With those few words, it is as if something breaks within him. Something fine and brittle, that must have been cracked for a long time without him realising it. Hot tears spill down his cheeks and his hands shake so badly, he has to put the cup down on the table to keep the tea inside from spilling.

"But it's not!" he protests, rather more loudly than he had intended. "I had family! Parents, and cousins, and uncles, a-a-and a granny, and they are all dead and I don't even- I can't even remember them! My only memories of them are my worst nightmares!"

He sobs, blinking at the tears that keep on welling up in his eyes.

"I'm the last one" he whispers. "There's no one else left, and I can't remember."

As the words leave his lips, he feels the weight of them. Fifty-three lives, Uncle Wen told him when they built the cenotaph together, were saved by Wei Wuxian at Qiongqi Path. Fifty-three members of a small branch family of the Wen clan, who were hunted down and tortured and enslaved, simply because of the name of their clan. A name Sizhui no longer carries, despite being the very last one of those fifty-three still alive.

He cannot remember a single one of them.

He cannot even remember himself.

The tears sting and he squeezes his eyes shut, trying not to sob again but failing miserably. There is a soft swish of robes and Wei Wuxian sits down beside him and puts a hand on his back. Sizhui turns blindly towards the touch, hiding his face against the offered shoulder like a child. He is shaking and hiccupping and crying his heart out, clutching at the soft fabric, when a large hand strokes his back.

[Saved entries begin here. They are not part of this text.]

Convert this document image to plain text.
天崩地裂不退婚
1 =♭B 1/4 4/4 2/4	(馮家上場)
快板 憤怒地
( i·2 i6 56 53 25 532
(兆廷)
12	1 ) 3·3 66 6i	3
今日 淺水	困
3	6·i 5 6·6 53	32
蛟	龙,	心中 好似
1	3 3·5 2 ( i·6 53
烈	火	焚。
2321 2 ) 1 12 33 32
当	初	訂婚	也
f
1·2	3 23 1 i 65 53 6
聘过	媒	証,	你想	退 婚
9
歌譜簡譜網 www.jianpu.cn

Sizhui freezes. He knows this hand, and this is not Wei Wuxian at all! It is Hanguang-Jun, clad in his sleeping robe and clearly just out of his bed but undeniably awake, and the last person Sizhui would ever want to appear like this in front of.

"Hanguang-Jun! I apologise!" he blurts, trying to bow and wipe the tears from his face and scramble from the embrace all at once. "For waking you up, and making noise, and behaving-"

"Sizhui." There is no reprimand in Hanguang-Jun's voice, no anger or disappointment, only calm. "No need to apologise."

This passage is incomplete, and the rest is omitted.